THE Road Transport Authority reports that 215 people died and 278 became wounded in 216 accidents around Eid time. The chair of the BRTA has urged the public to adhere to traffic laws and criticised civic groups for their recent reports on road accidents. The Road Safety Foundation published a report on June 24, noting that at least 262 people died and 543 became injured in 251 accidents in June 11–23. Instead of explaining the discrepancy between the number of death in the two reports, the authorities termed the Road Safety Foundation report ‘unacceptable’ and ‘confusing’ and accused the group of not sharing the report with the authorities. The authorities list violations such as rash driving, illegal movement of vehicles on highways and motorcyclists not wearing helmets but fail to acknowledge that strict enforcement of traffic regulation is the government’s responsibility. When the cause of frequent road accidents is public knowledge and official records present a shockingly high number of death, the government’s policy approach should be to reduce fatalities on the road, not monitor statistics produced by civic groups.

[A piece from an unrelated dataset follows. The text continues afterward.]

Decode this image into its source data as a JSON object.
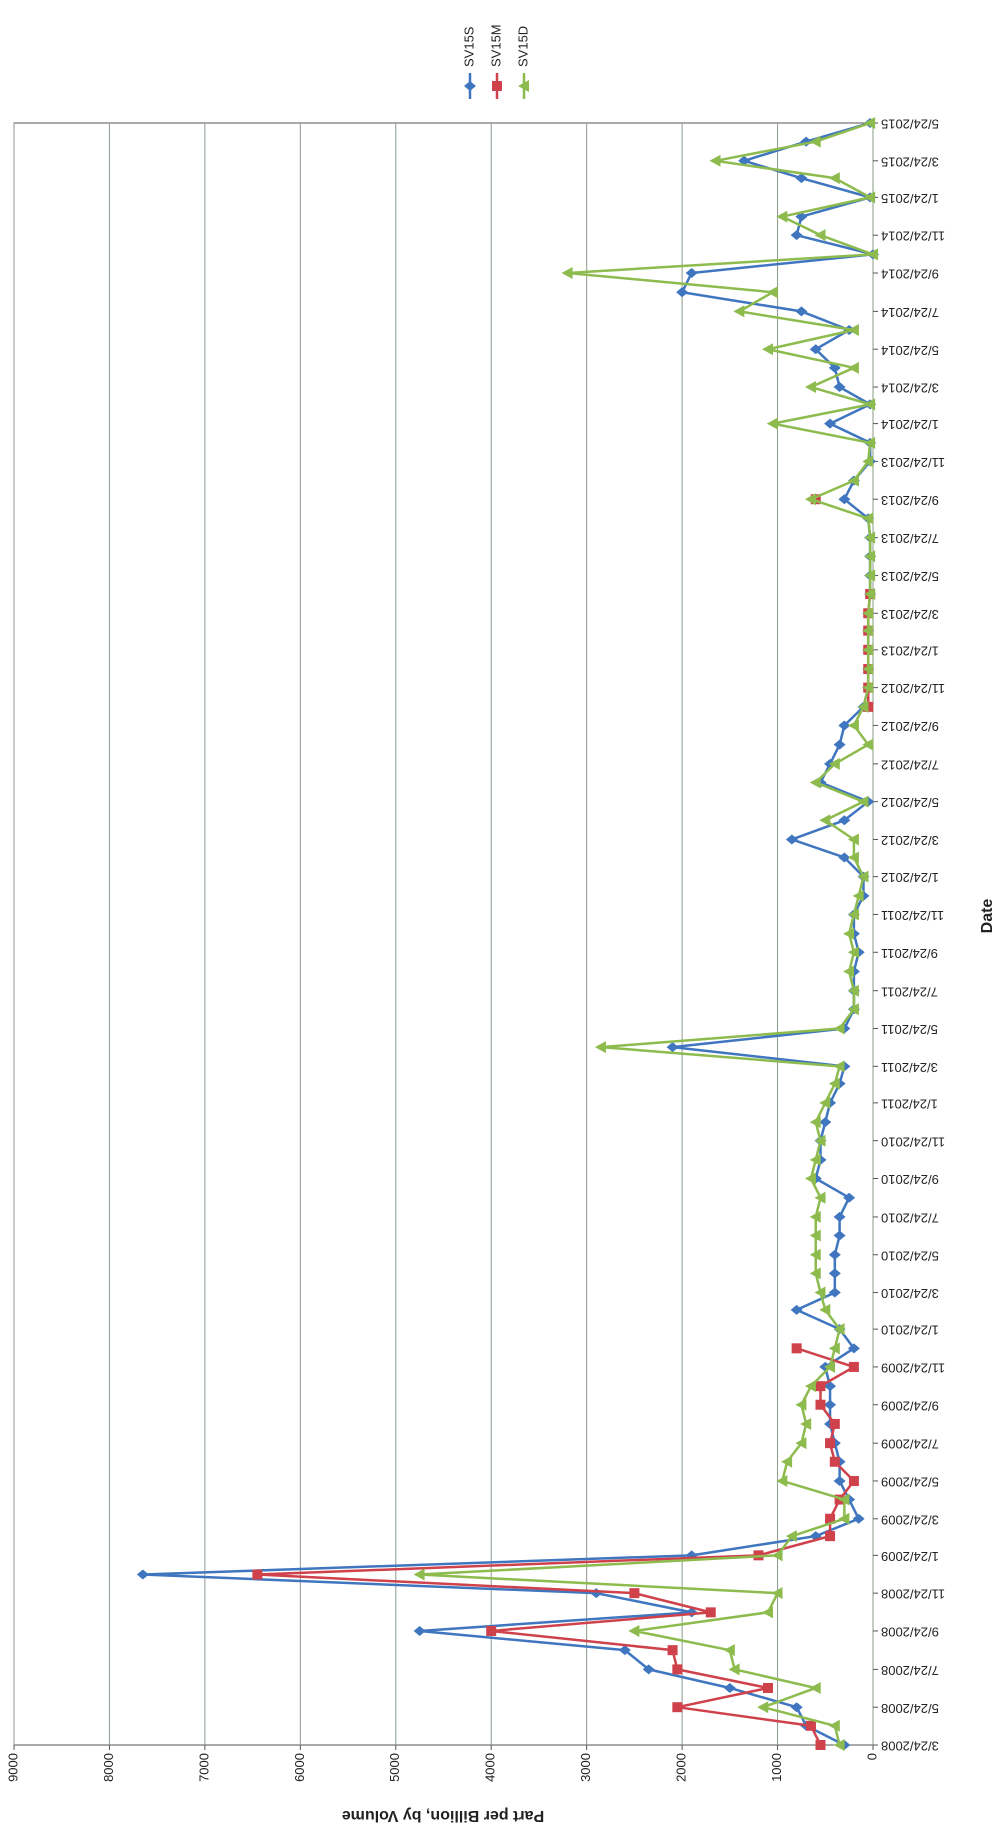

As Eid approaches every year, thousands of people leave Dhaka to celebrate the festival in outlying areas, but the journey home has always been risky. In April 16–17, when people were returning to work after Eid-ul-Fitr, at least 28 people died and about 50 became injured in three accidents. Around Eid-ul-Fitr 2023, as the Bangladesh Passengers’ Welfare Association said, at least 355 people died and 620 became injured in 341 accidents on the road, railway and waterways. The mere deployment of additional highway patrol to manage the movement of a large number of people and vehicles is not an answer to the long-standing challenges that include poor road and traffic management, reckless driving, unfit vehicles being allowed on the road, unskilled driving, etc. In general, the government responses are limited to conducting investigation and forming ranking committees to devise strategies for road safety, which, in the end, are never executed. The tendency to bring non-governmental organisations under the government’s surveillance, as implied in the Road Transport Authority chair’s remark, does not make the road safe.
The ever-increasing procession of death from road accidents during Eid holidays shows the government’s persistent apathy towards road safety. It is time that the government recognised its failure and took early steps to improve the road safety situation, by ensuring exemplary punishment to all responsible, from transport owners running buses flouting regulations to government officers issuing fitness certificates to unfit vehicles. Equally important for the government is to address the hold that transport owners have on the sector so that they cannot get in the way of enforcement or implementation. Surveillance on passenger rights organisation and disrupting information flow will not make roads safe.